Con la massima cura si badi che il vino destinato all’Eucaristia sia
conservato in perfetto stato e non diventi aceto.[128] È assolutamente
vietato usare del vino, sulla cui genuinità e provenienza ci sia dubbio: la
Chiesa esige, infatti, certezza rispetto alle condizioni necessarie per la
validità dei sacramenti. Non si ammetta, poi, nessun pretesto a favore di
altre bevande di qualsiasi genere, che non costituiscono materia valida. 2. La
Preghiera eucaristica [51.] Si usino soltanto le Preghiere eucaristiche che si trovano nel
Messale Romano o legittimamente approvate dalla Sede Apostolica secondo i
modi e i termini da essa definiti. «Non si può tollerare che alcuni Sacerdoti
si arroghino il diritto di comporre preghiere eucaristiche»[129] o modificare
il testo di quelle approvate dalla Chiesa,né adottarne altre composte da
privati.[130] [52.] La recita della Preghiera eucaristica, che per sua stessa
natura è come il culmine dell’intera celebrazione, è propria del Sacerdote,
in forza della sua ordinazione. È, pertanto, un abuso far sì che alcune parti
della Preghiera eucaristica siano recitate da un Diacono, da un ministro
laico oppure da uno solo o da tutti i fedeli insieme. La Preghiera
eucaristica deve, dunque, essere interamente recitata dal solo
Sacerdote.[131] [53.] Mentre il
Sacerdote celebrante recita la Preghiera eucaristica,«non si sovrappongano
altre orazioni o canti, e l’organo o altri strumenti musicali tacciano»,[132]
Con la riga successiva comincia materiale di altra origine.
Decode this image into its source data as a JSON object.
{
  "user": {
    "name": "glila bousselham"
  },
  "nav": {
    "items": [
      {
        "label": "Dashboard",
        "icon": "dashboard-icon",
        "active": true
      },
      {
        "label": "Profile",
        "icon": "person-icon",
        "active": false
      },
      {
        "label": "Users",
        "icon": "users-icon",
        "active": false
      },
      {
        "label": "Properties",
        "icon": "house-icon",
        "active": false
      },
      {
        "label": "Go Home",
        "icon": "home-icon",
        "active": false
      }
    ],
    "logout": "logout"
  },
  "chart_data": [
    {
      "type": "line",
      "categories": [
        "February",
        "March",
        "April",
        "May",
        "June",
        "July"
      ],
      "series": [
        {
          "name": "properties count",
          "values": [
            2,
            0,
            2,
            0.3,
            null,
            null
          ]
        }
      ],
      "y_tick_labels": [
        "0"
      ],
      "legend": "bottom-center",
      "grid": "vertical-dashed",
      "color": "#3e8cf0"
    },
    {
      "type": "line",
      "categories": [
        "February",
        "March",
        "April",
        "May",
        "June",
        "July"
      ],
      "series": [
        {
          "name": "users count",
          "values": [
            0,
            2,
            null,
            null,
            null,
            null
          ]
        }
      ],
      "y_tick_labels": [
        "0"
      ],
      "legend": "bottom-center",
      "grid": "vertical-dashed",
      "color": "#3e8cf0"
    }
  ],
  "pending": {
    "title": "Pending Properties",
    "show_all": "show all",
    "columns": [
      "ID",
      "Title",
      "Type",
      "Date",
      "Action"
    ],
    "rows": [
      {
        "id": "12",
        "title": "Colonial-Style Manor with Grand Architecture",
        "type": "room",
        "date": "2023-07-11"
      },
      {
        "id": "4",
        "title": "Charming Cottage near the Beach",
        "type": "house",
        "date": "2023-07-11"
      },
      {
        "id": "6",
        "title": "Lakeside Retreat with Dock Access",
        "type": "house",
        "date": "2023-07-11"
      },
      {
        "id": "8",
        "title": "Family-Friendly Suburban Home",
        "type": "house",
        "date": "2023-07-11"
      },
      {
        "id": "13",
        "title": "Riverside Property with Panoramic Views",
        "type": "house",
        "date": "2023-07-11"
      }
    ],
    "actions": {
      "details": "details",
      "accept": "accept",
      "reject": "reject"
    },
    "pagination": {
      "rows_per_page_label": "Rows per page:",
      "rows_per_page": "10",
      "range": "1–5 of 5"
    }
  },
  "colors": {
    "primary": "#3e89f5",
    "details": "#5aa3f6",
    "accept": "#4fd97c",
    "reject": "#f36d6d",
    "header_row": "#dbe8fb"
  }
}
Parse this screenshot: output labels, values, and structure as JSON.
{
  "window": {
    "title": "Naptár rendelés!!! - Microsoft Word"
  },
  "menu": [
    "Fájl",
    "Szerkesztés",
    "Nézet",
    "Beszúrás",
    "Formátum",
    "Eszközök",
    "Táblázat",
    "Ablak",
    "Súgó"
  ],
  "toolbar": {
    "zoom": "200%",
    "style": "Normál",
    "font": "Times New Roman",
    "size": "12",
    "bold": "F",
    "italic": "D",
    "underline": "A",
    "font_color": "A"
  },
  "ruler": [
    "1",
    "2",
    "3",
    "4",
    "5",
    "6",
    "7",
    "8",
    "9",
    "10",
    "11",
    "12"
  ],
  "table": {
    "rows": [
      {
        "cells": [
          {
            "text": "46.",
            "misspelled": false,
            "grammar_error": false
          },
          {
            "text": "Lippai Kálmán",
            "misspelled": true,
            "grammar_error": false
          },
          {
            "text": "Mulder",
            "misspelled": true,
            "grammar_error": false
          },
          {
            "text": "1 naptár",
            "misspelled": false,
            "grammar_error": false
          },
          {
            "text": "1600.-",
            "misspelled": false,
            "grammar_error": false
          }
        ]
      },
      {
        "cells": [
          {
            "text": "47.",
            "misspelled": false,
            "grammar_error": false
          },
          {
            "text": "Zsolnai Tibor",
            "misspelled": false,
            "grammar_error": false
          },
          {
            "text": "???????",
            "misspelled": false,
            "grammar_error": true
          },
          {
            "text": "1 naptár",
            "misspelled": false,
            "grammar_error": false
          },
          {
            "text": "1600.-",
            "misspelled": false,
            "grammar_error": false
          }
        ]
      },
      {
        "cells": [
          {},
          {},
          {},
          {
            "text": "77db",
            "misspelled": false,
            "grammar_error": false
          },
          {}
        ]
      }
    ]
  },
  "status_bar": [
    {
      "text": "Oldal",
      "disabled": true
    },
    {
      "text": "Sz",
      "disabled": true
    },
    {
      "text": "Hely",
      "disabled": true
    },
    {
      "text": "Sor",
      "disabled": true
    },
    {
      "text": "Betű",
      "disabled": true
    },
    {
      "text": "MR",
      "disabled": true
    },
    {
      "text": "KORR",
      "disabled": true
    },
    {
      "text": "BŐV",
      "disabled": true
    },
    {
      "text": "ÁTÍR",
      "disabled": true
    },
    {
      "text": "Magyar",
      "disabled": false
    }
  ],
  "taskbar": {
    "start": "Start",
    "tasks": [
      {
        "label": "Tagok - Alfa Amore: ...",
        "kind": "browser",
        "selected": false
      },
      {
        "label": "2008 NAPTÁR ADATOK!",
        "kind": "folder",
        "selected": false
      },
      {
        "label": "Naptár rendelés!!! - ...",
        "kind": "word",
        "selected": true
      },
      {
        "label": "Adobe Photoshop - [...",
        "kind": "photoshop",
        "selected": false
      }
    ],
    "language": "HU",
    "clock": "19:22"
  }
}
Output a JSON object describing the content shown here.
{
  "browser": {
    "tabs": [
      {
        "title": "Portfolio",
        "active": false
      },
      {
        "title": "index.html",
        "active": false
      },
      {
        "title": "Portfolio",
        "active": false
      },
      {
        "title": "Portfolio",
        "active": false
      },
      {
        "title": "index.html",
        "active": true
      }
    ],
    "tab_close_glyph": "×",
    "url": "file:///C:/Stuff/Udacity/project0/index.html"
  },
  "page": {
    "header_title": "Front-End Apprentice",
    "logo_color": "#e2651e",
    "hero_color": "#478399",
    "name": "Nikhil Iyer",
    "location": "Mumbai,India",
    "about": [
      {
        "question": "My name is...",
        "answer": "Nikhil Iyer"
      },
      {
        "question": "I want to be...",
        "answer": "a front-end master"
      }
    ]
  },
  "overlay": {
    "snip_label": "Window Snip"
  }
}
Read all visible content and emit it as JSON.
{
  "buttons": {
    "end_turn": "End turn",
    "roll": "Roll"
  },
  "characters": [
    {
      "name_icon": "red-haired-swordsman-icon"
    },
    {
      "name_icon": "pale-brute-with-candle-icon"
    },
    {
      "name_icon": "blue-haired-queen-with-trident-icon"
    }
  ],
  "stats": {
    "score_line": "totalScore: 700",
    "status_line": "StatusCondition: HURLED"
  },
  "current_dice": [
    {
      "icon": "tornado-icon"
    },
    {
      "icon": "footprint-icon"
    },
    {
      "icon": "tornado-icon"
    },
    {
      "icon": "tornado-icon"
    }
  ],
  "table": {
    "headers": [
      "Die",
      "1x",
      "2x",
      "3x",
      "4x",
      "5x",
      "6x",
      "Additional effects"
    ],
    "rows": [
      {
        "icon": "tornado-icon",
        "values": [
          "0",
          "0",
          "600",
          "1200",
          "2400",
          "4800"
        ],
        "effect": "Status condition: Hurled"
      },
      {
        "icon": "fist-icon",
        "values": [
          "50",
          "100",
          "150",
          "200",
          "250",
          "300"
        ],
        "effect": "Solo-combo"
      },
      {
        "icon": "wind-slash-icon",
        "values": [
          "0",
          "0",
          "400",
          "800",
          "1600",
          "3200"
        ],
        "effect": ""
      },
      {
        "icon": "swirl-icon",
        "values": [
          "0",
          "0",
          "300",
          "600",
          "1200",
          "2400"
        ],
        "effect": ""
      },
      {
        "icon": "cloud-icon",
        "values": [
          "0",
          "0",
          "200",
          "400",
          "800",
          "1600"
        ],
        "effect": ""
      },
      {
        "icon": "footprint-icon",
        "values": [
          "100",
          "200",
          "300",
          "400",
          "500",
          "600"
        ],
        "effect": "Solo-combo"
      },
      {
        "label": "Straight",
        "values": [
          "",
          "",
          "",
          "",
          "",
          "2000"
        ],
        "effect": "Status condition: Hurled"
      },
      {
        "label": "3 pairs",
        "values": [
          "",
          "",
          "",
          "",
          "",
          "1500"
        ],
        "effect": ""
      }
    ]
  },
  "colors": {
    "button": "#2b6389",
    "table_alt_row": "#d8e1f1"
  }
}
salvo che per le acclamazioni del popolo debitamente approvate, di cui si
veda più avanti. [54.] Il popolo,
tuttavia, prende parte sempre attivamente e mai in modo meramente passivo:al
Sacerdote«si associ con fede e in silenzio, ed anche con gli interventi
stabiliti nel corso della Preghiera eucaristica, quali sono le risposte nel
dialogo del Prefazio, il Santo, l’acclamazione dopo la consacrazione e l’Amen
dopo la dossologia finale, ed altre acclamazioni approvate dalla Conferenza
dei Vescovi e confermate dalla Santa Sede».[133] [55.] In alcuni luoghi è invalso l’abuso per cui il Sacerdote spezza
l’ostia al momento della consacrazione durante la celebrazione della santa
Messa. Tale abuso si compie, però, contro la tradizione della Chiesa e va
riprovato e molto urgentemente corretto. [56.] Non si ometta
nella Preghiera eucaristica il ricordo del nome del Sommo Pontefice e del
Vescovo diocesano, per conservare un’antichissima tradizione e manifestare la
comunione ecclesiale. Infatti, «lo stesso radunarsi insieme della comunità
eucaristica è anche comunione con il proprio Vescovo e con il Romano
Pontefice».[134] 3. Le altre
parti della Messa [57.] È diritto
della comunità dei fedeli che ci siano regolarmente, soprattutto nella
celebrazione domenicale, una adeguata e idonea musica sacra e, sempre, un altare,
dei paramenti e sacri lini che splendano, secondo le norme, per dignità,
decoro e pulizia. [58.] Parimenti,
tutti i fedeli hanno il diritto che la celebrazione dell’Eucaristia sia
diligentemente preparata in tutte le sue parti, in modo tale che in essa sia
degnamente ed efficacemente proclamata e illustrata la parola di Dio, sia
esercitata con cura, secondo le norme, la facoltà di scelta dei testi
liturgici e dei riti, e nella celebrazione della Liturgia sia debitamente
custodita e alimentata la loro fede nelle parole dei canti. [59.] Si ponga fine al riprovevole uso con il quale i Sacerdoti, i
Diaconi o anche i fedeli mutano e alterano a proprio arbitrio qua e là i
testi della sacra Liturgia da essi pronunciati. Così facendo, infatti,
rendono instabile la celebrazione della sacra Liturgia e non di rado ne
alterano il senso autentico. [60.] Nella
celebrazione della Messa la Liturgia della Parola e la Liturgia eucaristica
sono strettamente congiunte tra loro e formano un solo atto di culto.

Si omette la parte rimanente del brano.